Кустов услышал на затылке теплое дыхание жены. Он кое-как натянул штаны, вытащил из-за подушки наган и, сняв предохранитель, сунул в карман.

— Паша, открой ему, — тихо сказал он.

— Боязно, как бы…

— Тогда отойди. Не мешайся.

Левой рукой открывать тугой крючок было неудобно, а правой нельзя: в ней наган, крепко зажатый в кармане. Кустовым дали комнату в самом торце барака, дверь открывалась прямо на лесную дорогу.

«В случае чего, буду стрелять из кармана», — решил про себя Кустов и резко толкнул дверь.

Голов широко шагнул через порог, заметил, как отшатнулся Кустов, хмыкнул:

— Ты не пугайся. Я к тебе не с плохим.

Паша тем временем засветила керосиновую пятилинейку и стала у занавески, не сводя с пришельца настороженных глаз. Голов, скрипя половицами, прошел к столу, сел на табуретку.

— Ну, слушаю, — хмуро сказал Кустов.

— Скажу только с глазу на глаз, Николай Кузьмич. — Голов глянул в сторону Паши. — Важное дело…

— Ила спать, Паша, — как можно строже выговорил Кустов. В эти минуты он немного охрип.

Жена скрылась за занавеской. Не вынимая рук из карманов, Кустов сел на другую табуретку.

Голов потянулся к хозяину:

— Соболь увел крупку.

Кустов сразу подался вперед, в глазах дрогнуло. Но тут же скривил губы, усмехнулся:

— Ври больше! Я его сегодня вечером видел.

— Час тому назад он выехал. Верхом. К ночному поезду.

Кустов подумал с минуту. Рассказ Голова здорово походил на правду.

— Ты меня не разыгрывай. Вместе таскаете крупку, да чтобы ты на него капать пришел!

— Я говорю правду. Его надо поймать, Соболя. Он не взял меня в долю, а я не хочу отвечать за его делишки.

— Почему ты не пошел в милицию, к Колыванову? Это по его части.

— Колыванова нет, он в Черном. Но дело не в этом. Ты здесь партийный секретарь. Не меньше милиции. А Колыванова я видеть не хочу. Сейчас прикажет в клоповник и будет всю ночь допросы снимать, зудить да чаек попивать, водохлеб нижегородский!

Кустов решил все же отпустить наган, вытащил руку из кармана, и они закурили. Голов загорячился.

— Почему ты мне не веришь? Этот гад Соболь сказал, что не даст мне ни копейки. А если он попадется, я не хочу за него подставлять свою башку. Она у меня одна. А всей гепеу известно, что я и Соболь — одна компания.

Кустов, обогнув Голова, подошел к телефону.

— Не звони при мне. Я тебя не видел, ты меня не слышал.
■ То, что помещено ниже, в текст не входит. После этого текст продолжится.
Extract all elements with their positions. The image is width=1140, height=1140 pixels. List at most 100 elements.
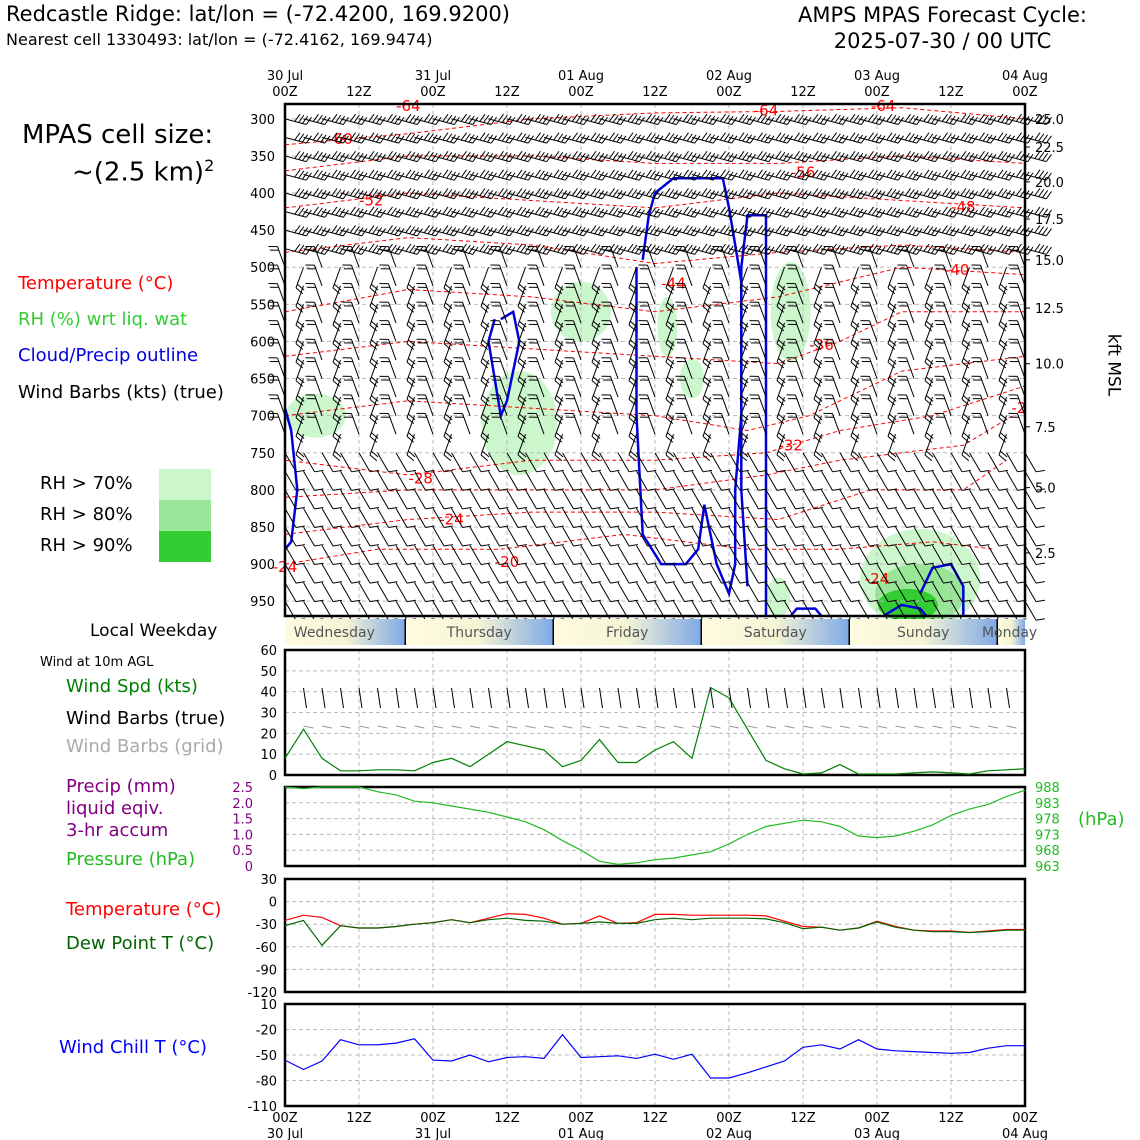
wind-barb-flag	[450, 190, 457, 199]
wind-barb-flag	[912, 190, 919, 199]
wind-barb-shaft	[321, 545, 334, 565]
wind-barb-shaft	[721, 320, 730, 342]
y-tick-label-pressure: 450	[250, 224, 275, 239]
wind-barb-flag	[1008, 209, 1015, 218]
wind-barb-flag	[742, 170, 749, 179]
wind-barb-shaft	[488, 471, 500, 491]
wind-barb-flag	[941, 132, 948, 141]
wind-barb-shaft	[451, 600, 463, 621]
wind-barb-flag	[1005, 190, 1012, 199]
wind-barb-flag	[998, 599, 1008, 603]
wind-barb-flag	[904, 169, 911, 178]
wind-barb-flag	[690, 208, 697, 217]
wind-barb-flag	[295, 306, 304, 313]
wind-barb-shaft	[284, 545, 297, 565]
wind-barb-flag	[516, 113, 523, 122]
wind-barb-shaft	[462, 302, 471, 324]
wind-barb-flag	[672, 134, 679, 143]
wind-barb-flag	[553, 206, 560, 215]
wind-barb-flag	[490, 135, 497, 144]
weekday-label: Friday	[606, 625, 648, 641]
wind-barbs-grid-legend: Wind Barbs (grid)	[66, 736, 224, 757]
wind-barb-flag	[768, 116, 775, 125]
wind-barb-flag	[657, 135, 664, 144]
wind-barb-flag	[704, 376, 712, 384]
wind-barb-flag	[702, 287, 711, 295]
wind-barb-flag	[897, 154, 904, 162]
wind10m-barb-true	[969, 687, 973, 709]
wind10m-barb-grid	[932, 725, 943, 729]
wind-barb-shaft	[414, 582, 426, 602]
wind-barb-flag	[294, 113, 301, 122]
wind-barb-flag	[542, 171, 549, 180]
wind-barb-shaft	[876, 582, 889, 602]
wind-barb-flag	[675, 209, 682, 218]
temperature-contour-label: -64	[871, 97, 896, 115]
wind-barb-flag	[561, 171, 568, 180]
wind-barb-flag	[949, 208, 956, 217]
wind-barb-flag	[857, 153, 864, 161]
wind-barb-flag	[906, 562, 916, 566]
wind-barb-flag	[1027, 191, 1034, 200]
wind-barb-flag	[554, 525, 564, 528]
wind-barb-flag	[805, 135, 812, 144]
wind-barb-flag	[423, 206, 430, 215]
wind-barb-flag	[394, 190, 401, 199]
wind-barb-flag	[516, 225, 523, 234]
wind-barb-flag	[480, 361, 489, 369]
wind-barb-shaft	[377, 452, 389, 473]
wind-barb-flag	[353, 133, 360, 142]
wind-barb-flag	[823, 191, 830, 200]
wind-barb-shaft	[636, 508, 648, 528]
wind-barb-flag	[805, 246, 812, 255]
wind-barb-flag	[793, 206, 800, 215]
wind-barb-flag	[971, 209, 978, 218]
pressure-legend: Pressure (hPa)	[66, 849, 196, 870]
wind-barb-flag	[961, 599, 971, 603]
wind-barb-flag	[334, 450, 342, 458]
wind-barb-shaft	[950, 471, 963, 491]
wind-barb-flag	[842, 154, 849, 162]
wind-barb-flag	[616, 227, 623, 236]
wind-barb-flag	[332, 544, 342, 547]
wind-barb-flag	[820, 245, 827, 254]
wind-barb-flag	[480, 544, 490, 547]
y-tick-label: -30	[256, 918, 277, 933]
wind-barb-shaft	[950, 563, 963, 584]
wind10m-barb-true	[321, 687, 326, 709]
wind-barb-flag	[443, 581, 453, 584]
wind-barb-flag	[501, 226, 508, 235]
wind-barb-flag	[904, 188, 911, 196]
wind-barb-flag	[990, 154, 997, 162]
wind-barb-flag	[702, 454, 711, 462]
wind-barb-flag	[890, 226, 897, 235]
wind-barb-flag	[934, 191, 941, 200]
wind-barb-flag	[1000, 376, 1008, 384]
wind-barb-flag	[739, 417, 748, 425]
wind-barb-flag	[628, 506, 638, 510]
wind-barb-flag	[353, 207, 360, 216]
wind-barb-flag	[536, 562, 546, 566]
wind-barb-shaft	[802, 545, 815, 565]
cell-size-label: MPAS cell size:	[22, 120, 214, 150]
legend-wind-barbs: Wind Barbs (kts) (true)	[18, 382, 224, 403]
wind-barb-flag	[923, 132, 930, 141]
wind-barb-flag	[406, 488, 416, 491]
wind-barb-flag	[460, 188, 467, 196]
wind-barb-flag	[554, 581, 564, 584]
wind-barb-flag	[462, 469, 472, 473]
wind-barb-shaft	[987, 563, 1000, 584]
right-tick-label-kft: 20.0	[1035, 176, 1064, 191]
wind-barb-flag	[1027, 228, 1034, 237]
wind-barb-shaft	[599, 471, 611, 491]
wind-barb-shaft	[599, 582, 611, 602]
wind10m-barb-grid	[414, 725, 425, 729]
wind-barb-flag	[372, 170, 379, 179]
wind-barb-flag	[945, 114, 952, 123]
wind-barb-flag	[982, 189, 989, 197]
wind10m-barb-grid	[358, 725, 370, 729]
wind-barb-flag	[561, 134, 568, 143]
wind-barb-flag	[408, 283, 416, 291]
wind10m-barb-grid	[654, 725, 666, 729]
wind-barb-shaft	[1024, 600, 1037, 621]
А в случае чего, не забудь — я у тебя был.

Он поднялся и, немного согнувшись, вышел. Паша тут же метнулась за ним и накинула крючок.

* * *

Кустов вертел ручку телефона, кричал «Але, але!», слушал писки слабого тока, гудение проводов и припоминал Соболя. У этого человека не было ни имени, ни фамилии. Для всех он был просто Соболь и всегда откликался на прозвище. Невысокого роста, гибкий, смуглый, с сильными руками. Над маленькими глазками — черными полудужьями редкой красоты брови. Вероятно, за эти брови и получил кличку молчаливый и старательный человек, про которого рассказывали маловероятные истории. Говорили, что еще при царе Соболь был нечист на руку, замешан в одном мокром деле и был в свое время богат. После отсидки он тихо работал на прииске, но всегда около него крутились подозрительные: вольные старатели, жулики, перекупщики золота и платины. Говорили еще, что он был женат, имел детей, но после тюрьмы жил один.

Через полчаса Кустов узнал, что Колыванов действительно уехал, но куда именно, этого не сказали ни дежурный по отделению милиции, ни в поселковом Совете. Два раза ему удалось добиться до Черного Пруда, но только он начинал объяснять, что ему нужно, как сухое потрескивание, гудки заглушали голос. И он понял, что искать Колыванова по телефону, да еще ночью, немыслимо.

Голова он решил не арестовывать, даже дежурному не сказал, зачем ему нужен Колыванов. Надо было что-то предпринимать на свой страх и риск. Поначалу было Кустов хотел немедленно ехать с милиционером в Светлую Гору, чтобы там взять Соболя. Но для этого надо найти лошадей, седла, уговорить дежурного по отделению. И все равно надежды на то, что они застанут Соболя в Светлой Горе, не было.

Почти сразу после ухода Голова луну затянула облачная пелена и пошел плотный дождь.

Время торопило. Если Соболь успеет уехать с ночным поездом, поймать его будет намного сложнее. Ведь он может сойти на любой станции. Ищи ветра в поле!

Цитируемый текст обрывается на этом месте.